5th Day of Christmas — Lilies
Lilies are a big concern for cats as they can cause kidney failure— and it’s not just the flower, but also it’s the pollen and the vase water that are dangerous.
6th Day of Christmas — Ornaments
Broken glass, swallowed ornaments, and the ornament “hangers” can all wreak havoc for a cat or dog’s digestive tract. Broken glass isn’t fun for their delicate paws, either.
7th Day of Christmas — Fairy Lights
Not only can a pet’s bite into a strand of lights cause a nasty burn in their mouth, it can also cause seizures and a dangerous build-up of fluid in their lungs.

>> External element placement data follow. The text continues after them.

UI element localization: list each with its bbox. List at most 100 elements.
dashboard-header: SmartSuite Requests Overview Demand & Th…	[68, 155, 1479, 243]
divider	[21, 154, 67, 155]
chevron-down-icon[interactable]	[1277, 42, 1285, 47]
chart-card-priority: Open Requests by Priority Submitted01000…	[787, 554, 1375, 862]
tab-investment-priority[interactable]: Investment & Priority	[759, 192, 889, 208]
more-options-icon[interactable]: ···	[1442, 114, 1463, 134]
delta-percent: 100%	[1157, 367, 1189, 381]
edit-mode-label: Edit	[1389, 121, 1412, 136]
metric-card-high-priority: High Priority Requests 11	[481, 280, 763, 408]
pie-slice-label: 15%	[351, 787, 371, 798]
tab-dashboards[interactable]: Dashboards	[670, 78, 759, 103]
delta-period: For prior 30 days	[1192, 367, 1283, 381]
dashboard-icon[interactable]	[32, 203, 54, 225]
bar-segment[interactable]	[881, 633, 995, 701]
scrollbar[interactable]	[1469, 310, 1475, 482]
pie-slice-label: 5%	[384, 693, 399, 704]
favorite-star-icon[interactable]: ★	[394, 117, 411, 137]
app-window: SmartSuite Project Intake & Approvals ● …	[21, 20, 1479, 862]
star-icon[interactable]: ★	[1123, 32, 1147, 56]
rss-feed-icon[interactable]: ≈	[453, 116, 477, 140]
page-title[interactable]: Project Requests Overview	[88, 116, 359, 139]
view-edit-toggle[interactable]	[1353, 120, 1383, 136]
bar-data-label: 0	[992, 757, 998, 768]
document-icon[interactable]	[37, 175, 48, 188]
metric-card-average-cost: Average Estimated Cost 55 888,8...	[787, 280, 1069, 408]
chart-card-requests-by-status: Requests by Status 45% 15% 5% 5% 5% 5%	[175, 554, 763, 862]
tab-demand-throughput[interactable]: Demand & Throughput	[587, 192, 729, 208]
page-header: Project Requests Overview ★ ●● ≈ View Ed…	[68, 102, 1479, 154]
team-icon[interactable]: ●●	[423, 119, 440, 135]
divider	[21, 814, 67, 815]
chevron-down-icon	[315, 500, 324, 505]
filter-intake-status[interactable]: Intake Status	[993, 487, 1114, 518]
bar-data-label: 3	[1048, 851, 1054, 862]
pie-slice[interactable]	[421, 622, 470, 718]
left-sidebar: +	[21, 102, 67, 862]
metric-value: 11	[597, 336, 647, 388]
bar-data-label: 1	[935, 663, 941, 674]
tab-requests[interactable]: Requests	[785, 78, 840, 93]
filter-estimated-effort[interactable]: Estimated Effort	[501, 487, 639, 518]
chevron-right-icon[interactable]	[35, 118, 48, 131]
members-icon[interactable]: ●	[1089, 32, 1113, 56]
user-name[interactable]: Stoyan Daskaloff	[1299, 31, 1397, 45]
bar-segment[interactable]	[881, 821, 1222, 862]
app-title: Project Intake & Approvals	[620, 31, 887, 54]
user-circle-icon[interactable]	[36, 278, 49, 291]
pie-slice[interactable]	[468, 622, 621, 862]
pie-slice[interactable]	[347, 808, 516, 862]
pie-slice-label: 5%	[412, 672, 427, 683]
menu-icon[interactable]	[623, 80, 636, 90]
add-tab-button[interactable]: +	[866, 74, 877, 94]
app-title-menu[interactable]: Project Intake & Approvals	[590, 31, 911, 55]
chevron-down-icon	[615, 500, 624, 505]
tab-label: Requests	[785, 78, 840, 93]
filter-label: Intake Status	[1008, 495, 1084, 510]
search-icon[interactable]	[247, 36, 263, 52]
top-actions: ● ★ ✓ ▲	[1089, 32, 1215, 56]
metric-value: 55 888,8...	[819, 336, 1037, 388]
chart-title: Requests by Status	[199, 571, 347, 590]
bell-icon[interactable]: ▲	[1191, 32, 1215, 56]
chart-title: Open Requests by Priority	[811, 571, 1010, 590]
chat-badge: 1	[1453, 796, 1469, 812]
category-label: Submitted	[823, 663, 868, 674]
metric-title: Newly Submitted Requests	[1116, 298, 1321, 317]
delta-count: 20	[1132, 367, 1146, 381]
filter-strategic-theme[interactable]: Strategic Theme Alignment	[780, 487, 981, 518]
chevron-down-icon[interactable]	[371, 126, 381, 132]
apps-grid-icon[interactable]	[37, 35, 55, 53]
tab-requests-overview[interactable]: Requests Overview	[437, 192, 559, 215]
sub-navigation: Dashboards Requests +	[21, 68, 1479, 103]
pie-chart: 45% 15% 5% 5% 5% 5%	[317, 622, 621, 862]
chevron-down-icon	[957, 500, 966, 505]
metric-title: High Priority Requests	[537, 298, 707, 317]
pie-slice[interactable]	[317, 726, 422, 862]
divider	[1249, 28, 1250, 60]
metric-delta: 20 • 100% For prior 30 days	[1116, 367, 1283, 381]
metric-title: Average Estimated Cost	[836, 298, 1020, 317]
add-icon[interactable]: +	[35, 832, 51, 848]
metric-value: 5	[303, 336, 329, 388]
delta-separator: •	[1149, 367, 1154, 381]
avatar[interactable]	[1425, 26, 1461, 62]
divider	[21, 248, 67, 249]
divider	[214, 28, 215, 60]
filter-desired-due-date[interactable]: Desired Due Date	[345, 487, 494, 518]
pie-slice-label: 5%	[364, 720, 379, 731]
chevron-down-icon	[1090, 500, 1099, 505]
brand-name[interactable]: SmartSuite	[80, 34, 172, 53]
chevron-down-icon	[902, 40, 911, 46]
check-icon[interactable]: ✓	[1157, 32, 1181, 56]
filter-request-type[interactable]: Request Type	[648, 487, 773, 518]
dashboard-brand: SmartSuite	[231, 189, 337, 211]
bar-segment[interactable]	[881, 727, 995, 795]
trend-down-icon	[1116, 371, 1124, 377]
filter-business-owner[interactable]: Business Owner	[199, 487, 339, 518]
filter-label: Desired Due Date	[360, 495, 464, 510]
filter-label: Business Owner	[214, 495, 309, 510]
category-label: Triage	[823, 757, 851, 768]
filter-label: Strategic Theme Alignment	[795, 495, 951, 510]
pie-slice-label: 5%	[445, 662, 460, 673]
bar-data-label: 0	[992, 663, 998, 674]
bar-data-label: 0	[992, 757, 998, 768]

8th Day of Christmas — Chocolate
The higher the percentage of cocoa solids in chocolate, the more dangerous it is for dogs. Don’t let your pet beat you to the Christmas tree chocolates!
9th Day of Christmas — Wrapping Bows & Ribbons
Like tinsel, wrapping bows and ribbons are a very common and dangerous cause of digestive obstruction in pets this time of year. Given their natural curiosity, cats are typically at higher risk, so be sure to dispose of all wrapping carefully.
10th Day of Christmas — Holly
Christmas means Holly, but those red berries and shiny leaves can cause upset stomachs or worse in pets. Pine needles can also cause vomiting and diarrhoea if your pet hoovers them up before you do
11th Day of Christmas — Cyclamen
A favourite festive plant which can cause excessive dribbling, stomach upset, and heart problems for pets that decide to take a taste. Poinsettias can also irritate your pet’s mouth and stomach and cause vomiting.
12th Day of Christmas — Festive Friends
Because of all the things they bring into your home during holidays, visitors can also be a pet hazard. You can lessen the danger by ensuring that people hang all their coats and bags well out of reach of the pets, keep their bedroom and bathroom doors closed, and asking them not to feed your pets anything from the table. The change in routine can also greatly upset some pets.
We hope these 12 top tips will raise awareness and help ensure that your pets receive the greatest present you can give them… a happy, healthy, safe time with you and your family.